All foreign students in the US would be monitored under rigorous new measures to be recommended by a congressional panel to stop terrorism against Americans, The Washington Post reported. The National Commission on Terrorism, in a report to be released today, also suggested that Greece and Pakistan be designated as "not fully cooperating" against terrorism. Afghanistan, it advised, should be upgraded to a "state sponsor" of terrorism. The commission further recommends that the military lead the response to any major terrorist attack on US soil, as opposed to an organization like the FBI. In regard to the student monitoring, the panel suggested tracking such things as changes in their study plans - such as a switch to a major in nuclear physics.
Another NASA project crashed and burned - just as planned, the agency said. Remnants of the bus-sized Compton Gamma Ray Observatory satellite splashed into the Pacific Ocean in a controlled termination of the craft, whose gyroscopes were failing. Launched in 1991, Compton was used to study celestial phenomena through gamma rays.
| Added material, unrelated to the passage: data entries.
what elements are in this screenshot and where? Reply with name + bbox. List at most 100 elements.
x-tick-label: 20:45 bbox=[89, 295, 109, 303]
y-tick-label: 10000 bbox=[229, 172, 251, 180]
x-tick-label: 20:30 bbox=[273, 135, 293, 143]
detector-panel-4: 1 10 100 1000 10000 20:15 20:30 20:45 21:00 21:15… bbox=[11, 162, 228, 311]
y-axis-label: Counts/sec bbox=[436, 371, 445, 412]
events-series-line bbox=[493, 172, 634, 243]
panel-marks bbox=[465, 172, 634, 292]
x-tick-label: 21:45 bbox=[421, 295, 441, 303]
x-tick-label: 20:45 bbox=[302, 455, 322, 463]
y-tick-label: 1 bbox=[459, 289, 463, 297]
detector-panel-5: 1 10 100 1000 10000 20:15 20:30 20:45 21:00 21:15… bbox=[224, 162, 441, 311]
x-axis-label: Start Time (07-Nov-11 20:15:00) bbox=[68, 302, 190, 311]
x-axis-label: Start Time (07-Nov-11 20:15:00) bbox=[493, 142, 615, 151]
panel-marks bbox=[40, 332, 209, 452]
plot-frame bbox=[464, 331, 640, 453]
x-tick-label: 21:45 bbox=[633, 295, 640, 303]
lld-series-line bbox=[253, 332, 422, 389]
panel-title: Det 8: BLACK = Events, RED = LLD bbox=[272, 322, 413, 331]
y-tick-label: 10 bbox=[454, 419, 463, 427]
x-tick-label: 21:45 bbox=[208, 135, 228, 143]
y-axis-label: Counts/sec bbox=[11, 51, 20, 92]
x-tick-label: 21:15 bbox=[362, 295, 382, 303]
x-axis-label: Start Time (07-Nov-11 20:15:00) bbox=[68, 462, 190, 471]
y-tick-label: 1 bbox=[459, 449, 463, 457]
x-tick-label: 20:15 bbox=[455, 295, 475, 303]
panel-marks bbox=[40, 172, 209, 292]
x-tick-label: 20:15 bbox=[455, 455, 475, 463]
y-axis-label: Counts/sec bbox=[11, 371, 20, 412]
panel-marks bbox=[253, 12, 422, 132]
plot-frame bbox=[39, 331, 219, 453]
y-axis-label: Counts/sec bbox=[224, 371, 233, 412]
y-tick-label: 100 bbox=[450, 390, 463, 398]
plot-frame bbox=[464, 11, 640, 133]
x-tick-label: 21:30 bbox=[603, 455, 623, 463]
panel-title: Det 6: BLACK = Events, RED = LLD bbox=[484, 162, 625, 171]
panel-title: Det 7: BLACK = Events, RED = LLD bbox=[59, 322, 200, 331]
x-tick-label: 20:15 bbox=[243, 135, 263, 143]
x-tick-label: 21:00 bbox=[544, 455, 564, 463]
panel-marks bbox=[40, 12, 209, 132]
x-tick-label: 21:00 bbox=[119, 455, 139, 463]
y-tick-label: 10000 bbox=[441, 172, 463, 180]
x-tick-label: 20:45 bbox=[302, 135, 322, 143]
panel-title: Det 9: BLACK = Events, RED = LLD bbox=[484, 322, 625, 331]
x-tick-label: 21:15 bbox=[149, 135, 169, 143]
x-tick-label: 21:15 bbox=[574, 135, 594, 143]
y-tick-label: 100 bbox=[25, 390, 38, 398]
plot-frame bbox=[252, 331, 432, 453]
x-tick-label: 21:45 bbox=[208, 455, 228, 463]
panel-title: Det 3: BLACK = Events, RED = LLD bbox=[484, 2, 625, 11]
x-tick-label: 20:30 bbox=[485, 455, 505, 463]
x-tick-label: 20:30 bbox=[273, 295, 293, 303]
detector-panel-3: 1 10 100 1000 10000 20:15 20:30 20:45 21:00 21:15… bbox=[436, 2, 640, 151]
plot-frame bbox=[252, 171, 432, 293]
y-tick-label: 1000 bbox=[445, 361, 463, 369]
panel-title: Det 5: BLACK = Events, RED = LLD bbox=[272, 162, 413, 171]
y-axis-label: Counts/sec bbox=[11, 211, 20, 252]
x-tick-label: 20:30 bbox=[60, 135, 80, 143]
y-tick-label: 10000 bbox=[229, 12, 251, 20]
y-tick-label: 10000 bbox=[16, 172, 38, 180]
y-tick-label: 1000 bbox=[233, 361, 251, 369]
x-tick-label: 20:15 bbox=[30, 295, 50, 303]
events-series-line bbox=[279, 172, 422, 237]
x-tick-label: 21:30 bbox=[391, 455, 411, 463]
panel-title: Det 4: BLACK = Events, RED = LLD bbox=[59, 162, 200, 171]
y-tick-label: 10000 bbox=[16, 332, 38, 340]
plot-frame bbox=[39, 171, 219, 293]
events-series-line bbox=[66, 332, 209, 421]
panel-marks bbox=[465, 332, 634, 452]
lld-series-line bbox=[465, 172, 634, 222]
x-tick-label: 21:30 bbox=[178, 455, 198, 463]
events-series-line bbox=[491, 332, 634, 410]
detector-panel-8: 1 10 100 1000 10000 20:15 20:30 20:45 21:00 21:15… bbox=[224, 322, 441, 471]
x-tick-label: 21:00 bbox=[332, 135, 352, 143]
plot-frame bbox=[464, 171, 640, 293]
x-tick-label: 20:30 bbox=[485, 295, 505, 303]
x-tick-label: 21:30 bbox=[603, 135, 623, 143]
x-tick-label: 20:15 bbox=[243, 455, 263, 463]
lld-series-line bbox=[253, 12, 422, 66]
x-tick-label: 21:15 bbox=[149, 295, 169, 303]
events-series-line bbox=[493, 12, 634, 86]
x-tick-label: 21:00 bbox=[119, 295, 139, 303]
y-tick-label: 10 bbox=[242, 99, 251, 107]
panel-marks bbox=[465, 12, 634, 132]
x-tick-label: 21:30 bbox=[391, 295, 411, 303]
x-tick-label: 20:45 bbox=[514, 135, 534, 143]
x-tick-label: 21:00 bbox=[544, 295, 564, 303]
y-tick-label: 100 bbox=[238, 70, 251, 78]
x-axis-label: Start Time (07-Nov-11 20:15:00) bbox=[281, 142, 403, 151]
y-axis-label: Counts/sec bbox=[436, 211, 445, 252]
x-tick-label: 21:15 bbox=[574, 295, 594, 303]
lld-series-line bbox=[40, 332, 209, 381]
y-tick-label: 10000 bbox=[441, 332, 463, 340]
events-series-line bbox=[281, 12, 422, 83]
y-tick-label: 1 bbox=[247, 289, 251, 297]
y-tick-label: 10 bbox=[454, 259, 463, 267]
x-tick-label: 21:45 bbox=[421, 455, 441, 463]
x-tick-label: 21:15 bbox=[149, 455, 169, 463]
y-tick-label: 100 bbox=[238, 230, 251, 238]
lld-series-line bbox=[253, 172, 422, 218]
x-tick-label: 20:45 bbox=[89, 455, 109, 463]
A federal jury in Austin, Texas, found Gary Karr guilty of four criminal counts linked to the 1995 disappearance of atheist leader Madalyn Murray O'Hair. Karr was acquitted of conspiring to kidnap but still faces life in prison because of the so-called "three strikes and you're out" law. O'Hair led the successful 1960s legal battle to ban prayer in public schools.
William Simon, who died Saturday in Santa Barbara, Calif., served as Treasury Secretary under Presidents Richard Nixon and Gerald Ford. As "energy czar," he steered the nation through the oil shocks of the 1970s. Author, financier, and longtime US Olympic Committee member, Simon gave his entire fortune - almost $350 million - to charity.